Je m’appelle Ariane, je vis à Bordeaux, j’ai 17 ans et je viens de finir mon année de Terminale, en section Littéraire.
Qui dit Terminale L dit grande découverte : celle de la philo ! Quelle ne fut pas ma joie à la rentrée de me voir remettre un épais manuel de philosophie, présage d’une initiation intense à l’exercice de la pensée et aux combats des préjugés. J’ouvre le livre et je tombe sur la liste des auteurs au programme où étaient réunis tous les plus grands penseurs que j’avais hâte de découvrir : Platon, Épicure, Descartes, Pascal, Kant, Nietzsche, Foucault…
Mais au fur et à mesure de ma lecture de cette liste, ma joie retombe : en effet, la liste est pleine des plus grands penseurs et auteurs depuis l’Antiquité. Et, perdue parmi eux, une femme : Hannah Arendt. Innocemment, je pensais aussi explorer la pensée de Simone de Beauvoir, Anne Conway, Simone Weil, Catherine Kintzler, Elisabeth Badinter. Visiblement, aucune d’entre elles n’a sa place dans un manuel de philo.
L’homme prend la place de l’humain
Ce constat amer a été la goutte d’eau qui a fait déborder le vase. Déjà en primaire, le masculin l’emportait sur le féminin. Au collège, on nous exposait la vie et l’œuvre des grands hommes de l’histoire.
En première, en cours de Français, on ne nous parlait de George Sand que pour parler de sa liaison avec Alfred de Musset, et on nous faisait travailler « la question de l’homme ». Non, ce n’est pas s’attacher à un détail que de demander qu’on utilise le terme « humain », qui aux dernières nouvelles fait aussi partie de la langue française.
Et cette année, on me demande de rester stoïque face à la domination masculine du cours auquel les Terminales L assistent pendant 8 à 9 heures par semaine.
Le sexisme ambiant de notre culture
Et quelle ironie que le problème se pose en cours de philosophie ! Ce cours où les professeurs nous expliquent comment combattre les opinions toutes faites et les préjugés ! Ce cours où les élèves sont appelés à réfléchir sur la morale et la tolérance, sur la société et l’égalité ! Ce cours où l’on nous affirme que « le bon sens est la chose du monde la mieux partagée » !
C’est un vrai problème de société. Si l’école a aujourd’hui la vocation de former autant des citoyennes et des citoyens que des esprits – comme le témoigne par exemple l’enseignement d’éducation civique –, qu’elle montre l’exemple vers une société égalitaire. Actuellement, elle ne fait que refléter le sexisme toujours ambiant de notre culture.

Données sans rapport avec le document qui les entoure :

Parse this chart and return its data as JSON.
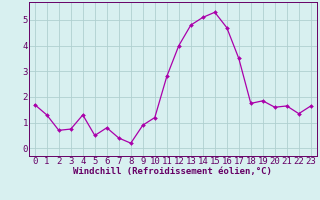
{
  "x": [
    0,
    1,
    2,
    3,
    4,
    5,
    6,
    7,
    8,
    9,
    10,
    11,
    12,
    13,
    14,
    15,
    16,
    17,
    18,
    19,
    20,
    21,
    22,
    23
  ],
  "y": [
    1.7,
    1.3,
    0.7,
    0.75,
    1.3,
    0.5,
    0.8,
    0.4,
    0.2,
    0.9,
    1.2,
    2.8,
    4.0,
    4.8,
    5.1,
    5.3,
    4.7,
    3.5,
    1.75,
    1.85,
    1.6,
    1.65,
    1.35,
    1.65
  ],
  "line_color": "#aa00aa",
  "marker_color": "#aa00aa",
  "bg_color": "#d8f0f0",
  "grid_color": "#b0d0d0",
  "xlabel": "Windchill (Refroidissement éolien,°C)",
  "xlim": [
    -0.5,
    23.5
  ],
  "ylim": [
    -0.3,
    5.7
  ],
  "xticks": [
    0,
    1,
    2,
    3,
    4,
    5,
    6,
    7,
    8,
    9,
    10,
    11,
    12,
    13,
    14,
    15,
    16,
    17,
    18,
    19,
    20,
    21,
    22,
    23
  ],
  "yticks": [
    0,
    1,
    2,
    3,
    4,
    5
  ],
  "axis_color": "#660066",
  "tick_color": "#660066",
  "xlabel_color": "#660066",
  "xlabel_fontsize": 6.5,
  "tick_fontsize": 6.5
}
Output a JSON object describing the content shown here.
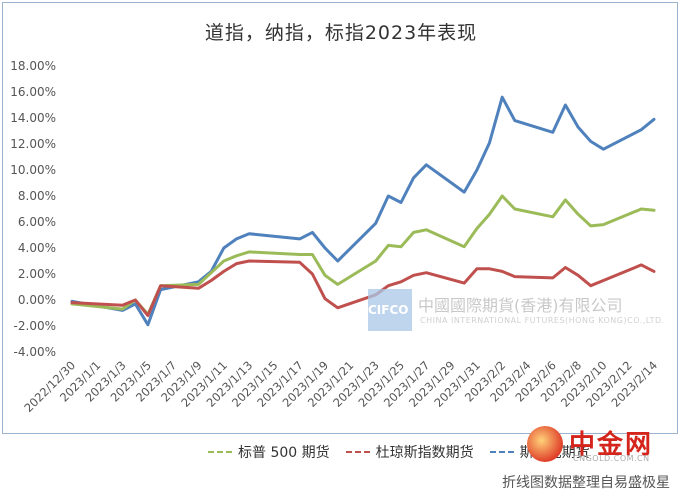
{
  "title": "道指，纳指，标指2023年表现",
  "watermark": {
    "badge": "CIFCO",
    "company": "中國國際期貨(香港)有限公司",
    "company_en": "CHINA INTERNATIONAL FUTURES(HONG KONG)CO.,LTD."
  },
  "logo": {
    "name": "中金网",
    "sub": "CNGOLD.COM.CN"
  },
  "legend": [
    "标普 500 期货",
    "杜琼斯指数期货",
    "斯达克期货"
  ],
  "footer": "折线图数据整理自易盛极星",
  "colors": {
    "spx": "#9bbb59",
    "dji": "#c0504d",
    "ndx": "#4f81bd"
  },
  "chart_data": {
    "type": "line",
    "title": "道指，纳指，标指2023年表现",
    "x": [
      "2022/12/30",
      "2023/1/3",
      "2023/1/4",
      "2023/1/5",
      "2023/1/6",
      "2023/1/9",
      "2023/1/10",
      "2023/1/11",
      "2023/1/12",
      "2023/1/13",
      "2023/1/17",
      "2023/1/18",
      "2023/1/19",
      "2023/1/20",
      "2023/1/23",
      "2023/1/24",
      "2023/1/25",
      "2023/1/26",
      "2023/1/27",
      "2023/1/30",
      "2023/1/31",
      "2023/2/1",
      "2023/2/2",
      "2023/2/3",
      "2023/2/6",
      "2023/2/7",
      "2023/2/8",
      "2023/2/9",
      "2023/2/10",
      "2023/2/13",
      "2023/2/14"
    ],
    "x_tick_labels": [
      "2022/12/30",
      "2023/1/1",
      "2023/1/3",
      "2023/1/5",
      "2023/1/7",
      "2023/1/9",
      "2023/1/11",
      "2023/1/13",
      "2023/1/15",
      "2023/1/17",
      "2023/1/19",
      "2023/1/21",
      "2023/1/23",
      "2023/1/25",
      "2023/1/27",
      "2023/1/29",
      "2023/1/31",
      "2023/2/2",
      "2023/2/4",
      "2023/2/6",
      "2023/2/8",
      "2023/2/10",
      "2023/2/12",
      "2023/2/14"
    ],
    "y_tick_labels": [
      "-4.00%",
      "-2.00%",
      "0.00%",
      "2.00%",
      "4.00%",
      "6.00%",
      "8.00%",
      "10.00%",
      "12.00%",
      "14.00%",
      "16.00%",
      "18.00%"
    ],
    "ylim": [
      -4,
      18
    ],
    "grid": false,
    "legend_position": "bottom",
    "series": [
      {
        "name": "斯达克期货",
        "key": "ndx",
        "values": [
          -0.1,
          -0.8,
          -0.3,
          -1.9,
          0.8,
          1.4,
          2.2,
          4.0,
          4.7,
          5.1,
          4.7,
          5.2,
          4.0,
          3.0,
          5.9,
          8.0,
          7.5,
          9.4,
          10.4,
          8.3,
          10.0,
          12.1,
          15.6,
          13.8,
          12.9,
          15.0,
          13.3,
          12.2,
          11.6,
          13.1,
          13.9
        ]
      },
      {
        "name": "标普 500 期货",
        "key": "spx",
        "values": [
          -0.3,
          -0.7,
          0.0,
          -1.1,
          1.1,
          1.2,
          2.1,
          3.0,
          3.4,
          3.7,
          3.5,
          3.5,
          1.9,
          1.2,
          3.0,
          4.2,
          4.1,
          5.2,
          5.4,
          4.1,
          5.5,
          6.6,
          8.0,
          7.0,
          6.4,
          7.7,
          6.6,
          5.7,
          5.8,
          7.0,
          6.9
        ]
      },
      {
        "name": "杜琼斯指数期货",
        "key": "dji",
        "values": [
          -0.2,
          -0.4,
          0.0,
          -1.2,
          1.1,
          0.9,
          1.5,
          2.2,
          2.8,
          3.0,
          2.9,
          2.0,
          0.1,
          -0.6,
          0.4,
          1.1,
          1.4,
          1.9,
          2.1,
          1.3,
          2.4,
          2.4,
          2.2,
          1.8,
          1.7,
          2.5,
          1.9,
          1.1,
          1.5,
          2.7,
          2.2
        ]
      }
    ]
  }
}
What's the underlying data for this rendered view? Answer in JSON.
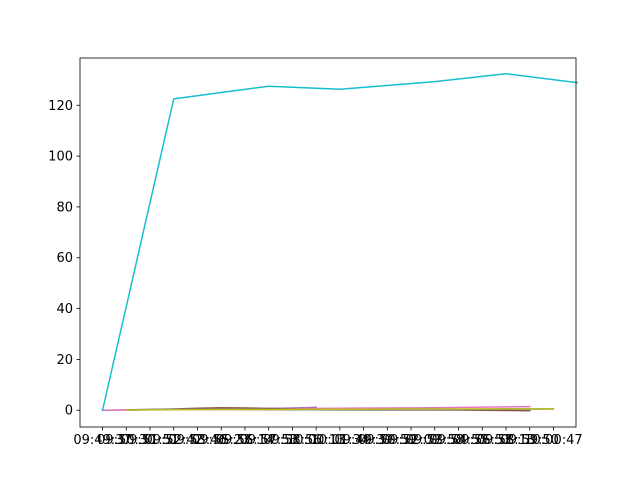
{
  "chart_data": {
    "type": "line",
    "title": "",
    "xlabel": "",
    "ylabel": "",
    "x_tick_labels": [
      "09:49:37",
      "09:50:30",
      "09:51:51",
      "09:52:42",
      "09:53:46",
      "09:55:23",
      "09:56:14",
      "09:57:53",
      "09:58:56",
      "10:00:13",
      "10:01:34",
      "09:49:39",
      "09:50:59",
      "09:52:09",
      "09:53:58",
      "09:54:55",
      "09:56:53",
      "09:58:13",
      "09:59:50",
      "10:00:47"
    ],
    "y_ticks": [
      0,
      20,
      40,
      60,
      80,
      100,
      120
    ],
    "ylim": [
      -6.6,
      138.6
    ],
    "xlim": [
      -0.95,
      19.95
    ],
    "grid": false,
    "series": [
      {
        "x": [
          0,
          1,
          2,
          3,
          4,
          5,
          6,
          7,
          8,
          9
        ],
        "values": [
          0,
          0.1,
          0.2,
          0.25,
          0.3,
          0.4,
          0.5,
          0.7,
          0.9,
          1.1
        ],
        "color": "#9467bd"
      },
      {
        "x": [
          0,
          2,
          4,
          6,
          8,
          10,
          12,
          14,
          16,
          18
        ],
        "values": [
          0,
          0.2,
          0.4,
          0.6,
          0.7,
          0.8,
          0.9,
          1.0,
          1.2,
          1.4
        ],
        "color": "#e377c2"
      },
      {
        "x": [
          1,
          2,
          3,
          4,
          5,
          6,
          7,
          8,
          9,
          10,
          11,
          12,
          13,
          14,
          15,
          16,
          17,
          18
        ],
        "values": [
          0.1,
          0.3,
          0.5,
          0.8,
          1.0,
          0.9,
          0.7,
          0.5,
          0.4,
          0.3,
          0.3,
          0.2,
          0.2,
          0.1,
          0.1,
          0.0,
          -0.1,
          -0.2
        ],
        "color": "#8c564b"
      },
      {
        "x": [
          1,
          3,
          5,
          7,
          9,
          11,
          13,
          15,
          17,
          19
        ],
        "values": [
          0.2,
          0.4,
          0.3,
          0.2,
          0.2,
          0.1,
          0.1,
          0.3,
          0.4,
          0.5
        ],
        "color": "#7f7f7f"
      },
      {
        "x": [
          1,
          3,
          5,
          7,
          9,
          11,
          13,
          15,
          17,
          19
        ],
        "values": [
          0.1,
          0.2,
          0.3,
          0.3,
          0.4,
          0.4,
          0.5,
          0.5,
          0.6,
          0.6
        ],
        "color": "#bcbd22"
      },
      {
        "x": [
          0,
          3,
          7,
          10,
          14,
          17,
          20
        ],
        "values": [
          0,
          122.5,
          127.5,
          126.3,
          129.3,
          132.4,
          128.9
        ],
        "color": "#17becf"
      }
    ]
  }
}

Lutter pour lire, écrire, publier et étudier
C’est aussi extrêmement dérangeant et démoralisant pour les femmes de mon âge.
Imaginez assister au spectacle de la marginalisation des intellectuelles, des politiciennes, à l’âge où vous-même essayez de trouver votre place entre les poupées Barbie des magazines féminins et les commentaires que l’on reçoit si l’on sort un peu trop tard avec une jupe un peu trop courte !
Donnez-nous des modèles, inspirez-nous avec l’histoire de Louise Michel, des suffragettes, de Virginia Woolf !
Oui, les femmes ont dû lutter pour lire, écrire, publier et étudier. Mais aujourd’hui, quand, en France en tout cas, les choses sont plus faciles, pourquoi continuer à les exclure, au lieu de montrer à quel point leurs luttes furent tout aussi – voire plus – courageuses encore que celles des hommes ?
Une place pour la femme dans les manuels scolaires
Le choix de faire enseigner des œuvres telles que Les Mains libres, qui brandit une image de la femme-objet uniquement définie dans son pouvoir érotique, n’arrange rien. Un dessin de Man Ray sur deux, dans cet ouvrage mis au programme de Terminale L, représente une femme nue dans une pose suggestive. Pour vous donner une idée, admirez ci-contre le très éloquent « Pouvoir »… Zazie dans le métro était un choix bien plus féministe !
Alors que vous soyez une femme ou un homme, élève, étudiant ou chômeur, je vous appelle à soutenir cette cause qui j’espère vous interpelle. Une pétition en ligne a été rédigée pour demander au Ministre de l’Éducation Nationale, Benoît Hamon, de donner une place aux femmes dans les programmes scolaires, pour que les prochaines générations d’élèves ne soit pas exposées ainsi à du pur et simple sexisme.